Blueberry Crunch
When John was little I was in a group at church called T.O.T.S. (Together on Tuesday Spiritually) The mothers, with young children in the community met at our church every Tuesday morning. We let the children play and we had a devotional and quality adult time. Once a month we all brought a covered dish with the recipe. We enjoyed wonderful food and everyone got copies of the recipes.
When I go through the recipes I have from that group, I have a warm place in my heart for all the love of the woman in our group,
I love you all!
Grease 11x13 baking dish
In Layers, Do not mix.
1- 20 oz. Dole's Crushed pineapple poured into pan and spread out.
2-4 cups fresh or frozen blueberry’s sprinkled over top. The recipe calls for 2 cups, I have lots of blueberries in the freezer, so I use more.
¾ cup sugar (optional) everything else is already sweet. I leave out.
Cinnamon sprinkled (Optional).
1 Duncan Hines yellow Cake mix (dry) sprinkled over.

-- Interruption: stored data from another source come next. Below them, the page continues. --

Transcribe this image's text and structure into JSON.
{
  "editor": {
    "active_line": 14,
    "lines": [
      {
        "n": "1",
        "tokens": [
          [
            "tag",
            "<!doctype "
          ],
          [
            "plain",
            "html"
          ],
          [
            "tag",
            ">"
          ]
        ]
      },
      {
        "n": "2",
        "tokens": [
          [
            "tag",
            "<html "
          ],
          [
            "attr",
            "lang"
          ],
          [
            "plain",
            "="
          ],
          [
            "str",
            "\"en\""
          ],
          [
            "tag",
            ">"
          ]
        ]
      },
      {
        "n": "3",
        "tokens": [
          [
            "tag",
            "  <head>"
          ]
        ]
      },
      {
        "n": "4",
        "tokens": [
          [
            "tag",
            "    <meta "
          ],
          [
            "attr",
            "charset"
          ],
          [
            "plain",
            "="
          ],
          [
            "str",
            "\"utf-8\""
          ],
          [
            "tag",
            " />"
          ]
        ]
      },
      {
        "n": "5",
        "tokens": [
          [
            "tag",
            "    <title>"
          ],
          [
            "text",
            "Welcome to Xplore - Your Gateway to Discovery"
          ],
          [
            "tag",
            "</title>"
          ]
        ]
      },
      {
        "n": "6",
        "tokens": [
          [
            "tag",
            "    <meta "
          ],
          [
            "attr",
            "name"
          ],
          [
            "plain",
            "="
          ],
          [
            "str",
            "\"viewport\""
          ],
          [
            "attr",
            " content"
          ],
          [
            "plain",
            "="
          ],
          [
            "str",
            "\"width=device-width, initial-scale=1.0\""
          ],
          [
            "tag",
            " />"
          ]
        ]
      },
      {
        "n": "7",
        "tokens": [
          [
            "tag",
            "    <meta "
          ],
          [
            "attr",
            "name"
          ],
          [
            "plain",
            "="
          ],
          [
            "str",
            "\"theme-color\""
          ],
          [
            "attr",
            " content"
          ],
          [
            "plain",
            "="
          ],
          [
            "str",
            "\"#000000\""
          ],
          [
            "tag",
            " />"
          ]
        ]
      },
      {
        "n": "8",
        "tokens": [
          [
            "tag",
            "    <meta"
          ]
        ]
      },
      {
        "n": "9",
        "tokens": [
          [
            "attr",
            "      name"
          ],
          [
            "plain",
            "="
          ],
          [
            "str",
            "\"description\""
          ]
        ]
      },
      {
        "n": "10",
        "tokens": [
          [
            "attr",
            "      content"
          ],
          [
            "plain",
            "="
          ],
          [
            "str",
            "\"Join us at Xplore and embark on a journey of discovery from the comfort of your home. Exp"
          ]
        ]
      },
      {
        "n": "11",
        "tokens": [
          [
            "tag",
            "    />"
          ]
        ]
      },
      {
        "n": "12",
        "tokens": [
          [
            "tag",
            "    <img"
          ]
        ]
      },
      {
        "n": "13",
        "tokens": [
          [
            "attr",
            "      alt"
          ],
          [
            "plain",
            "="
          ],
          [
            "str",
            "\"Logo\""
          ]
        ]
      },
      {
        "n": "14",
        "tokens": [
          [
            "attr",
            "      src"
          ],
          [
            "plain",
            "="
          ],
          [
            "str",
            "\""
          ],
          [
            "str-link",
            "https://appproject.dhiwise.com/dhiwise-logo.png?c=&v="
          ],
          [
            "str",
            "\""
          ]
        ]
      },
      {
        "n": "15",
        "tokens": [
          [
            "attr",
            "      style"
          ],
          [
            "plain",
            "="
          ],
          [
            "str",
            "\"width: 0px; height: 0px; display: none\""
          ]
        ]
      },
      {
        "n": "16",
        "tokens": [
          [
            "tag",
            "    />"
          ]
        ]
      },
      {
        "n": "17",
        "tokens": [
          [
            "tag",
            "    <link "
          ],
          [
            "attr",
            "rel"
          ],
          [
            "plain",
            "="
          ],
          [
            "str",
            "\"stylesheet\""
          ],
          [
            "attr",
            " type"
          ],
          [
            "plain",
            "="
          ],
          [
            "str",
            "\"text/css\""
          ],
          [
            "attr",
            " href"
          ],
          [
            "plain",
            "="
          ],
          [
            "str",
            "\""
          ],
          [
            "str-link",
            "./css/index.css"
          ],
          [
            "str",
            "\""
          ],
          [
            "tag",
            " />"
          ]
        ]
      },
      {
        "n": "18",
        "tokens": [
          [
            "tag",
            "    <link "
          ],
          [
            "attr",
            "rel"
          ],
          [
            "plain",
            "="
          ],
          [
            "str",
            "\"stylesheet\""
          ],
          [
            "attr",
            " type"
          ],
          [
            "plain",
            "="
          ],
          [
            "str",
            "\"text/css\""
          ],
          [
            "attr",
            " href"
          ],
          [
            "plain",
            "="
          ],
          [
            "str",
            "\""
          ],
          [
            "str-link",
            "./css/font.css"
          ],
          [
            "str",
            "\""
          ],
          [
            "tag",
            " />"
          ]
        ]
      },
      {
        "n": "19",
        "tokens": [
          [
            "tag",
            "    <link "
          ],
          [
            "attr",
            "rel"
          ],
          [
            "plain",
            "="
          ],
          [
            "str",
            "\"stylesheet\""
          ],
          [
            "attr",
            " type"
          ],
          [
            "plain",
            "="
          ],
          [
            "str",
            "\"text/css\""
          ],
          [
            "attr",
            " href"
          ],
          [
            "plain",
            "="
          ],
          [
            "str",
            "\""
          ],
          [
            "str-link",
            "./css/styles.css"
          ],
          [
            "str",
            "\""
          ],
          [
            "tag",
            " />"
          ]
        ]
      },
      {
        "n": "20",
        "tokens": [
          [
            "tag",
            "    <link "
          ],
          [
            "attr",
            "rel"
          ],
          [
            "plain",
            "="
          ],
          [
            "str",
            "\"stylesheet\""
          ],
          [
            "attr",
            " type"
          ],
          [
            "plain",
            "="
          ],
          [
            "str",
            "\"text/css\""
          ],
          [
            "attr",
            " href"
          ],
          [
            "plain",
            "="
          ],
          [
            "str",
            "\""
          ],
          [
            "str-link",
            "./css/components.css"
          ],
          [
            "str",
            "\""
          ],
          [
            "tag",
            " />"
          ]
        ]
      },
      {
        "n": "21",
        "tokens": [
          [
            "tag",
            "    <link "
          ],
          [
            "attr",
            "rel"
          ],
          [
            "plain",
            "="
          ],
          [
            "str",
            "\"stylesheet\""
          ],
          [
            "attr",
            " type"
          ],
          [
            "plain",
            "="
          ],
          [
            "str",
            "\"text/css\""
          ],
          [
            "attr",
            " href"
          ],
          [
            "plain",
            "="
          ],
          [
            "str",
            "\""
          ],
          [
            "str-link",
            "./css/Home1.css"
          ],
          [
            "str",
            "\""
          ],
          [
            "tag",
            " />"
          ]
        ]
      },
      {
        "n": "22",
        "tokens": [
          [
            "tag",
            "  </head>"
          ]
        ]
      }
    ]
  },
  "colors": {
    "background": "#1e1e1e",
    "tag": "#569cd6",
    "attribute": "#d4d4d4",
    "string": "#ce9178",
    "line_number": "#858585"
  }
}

2 stick of butter melted and drizzled, or cut and scattered over the top.( I do 1 stick)
1 cup pecans roughly chopped and scattered.
¼ cup sugar (optional) I leave off.
Bake 350o for 35 minutes. After 20 minutes run the back of serving spoon through in two rows to let juice break through, I usually do this, I forgot to this time.
Brown the top, making sure the pecans don't burn.
I found this on my camera when I was doing this blog. Thomas took a picture of his girlfriend Ashton, waiting for the Blueberry Crunch to get ready, Its that good.
Can use any fruit or pie filling in place of blueberries.
I have a Pumpkin Crunch recipe. It consist of a crust- less pumpkin pie mixture with a spice cake scattered, pecans and butter. It is wonderful in the fall.